Lockheed-Martin delivers 500th F-35 as global fleet surpasses 250,000 flight hours

Lockheed Martin and the F-35 Joint Program Office have announced the delivery of the 500th F-35, with the global F-35 fleet surpassing 250,000 flight hours sometime in February.

In a news release, Lockheed-Martin said that the 500th production aircraft is a U.S. Air Force F-35A, to be delivered to the Burlington Air National Guard Base in Vermont. The 500 hundred F-35s include 354 F-35A conventional takeoff and landing (CTOL) variants, 108 F-35B short takeoff/vertical landing (STOVL) variants and 38 F-35C carrier (CV) variants for the U.S. and international customers.

Meanwhile, the 250,000 flight hours include all F-35s in the fleet comprised of developmental test jets, training, operational, U.S. and international aircraft.

“These milestones are a testament to the talent and dedication of the joint government, military and industry teams,” said Greg Ulmer, Lockheed Martin, Vice President and General Manager of the F-35 program. “The F-35 is delivering an unprecedented 5th Generation combat capability to the warfighter at the cost of a 4th Generation legacy aircraft.”
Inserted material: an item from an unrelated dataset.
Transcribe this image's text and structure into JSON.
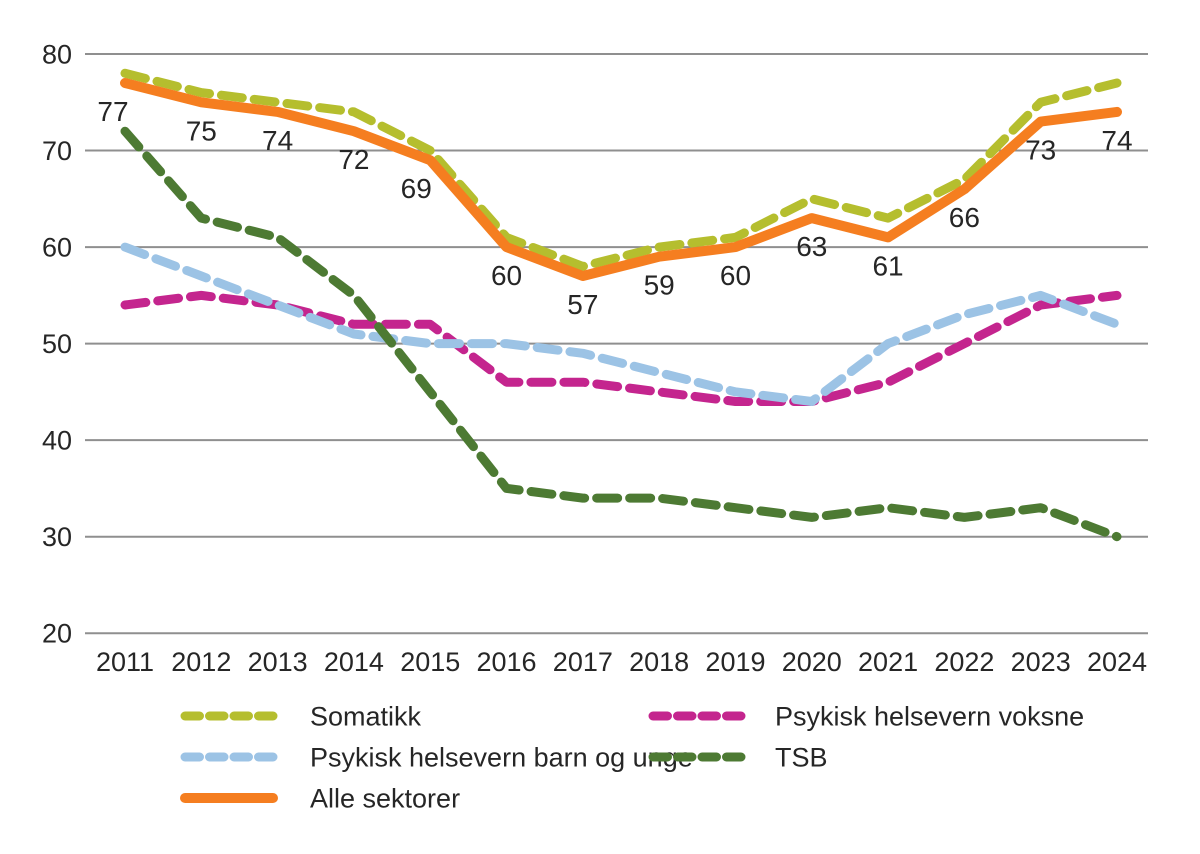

The F-35 operates from 23 bases worldwide. More than 985 pilots and over 8,890 maintainers are trained.  Nine nations use the F-35 from their home soil, eight services have declared Initial Operating Capability and four services have employed F-35s in combat operations.

These nine nations include Australia, which has 72 F-35As on order to replace its fleet of F/A-18A/B Classic Hornets, which will be retired from Royal Australian Air Force service by 2023.

In addition, the F-35 has also been selected in recent months by Belgium, Poland and Singapore to replace their own legacy fighter fleets.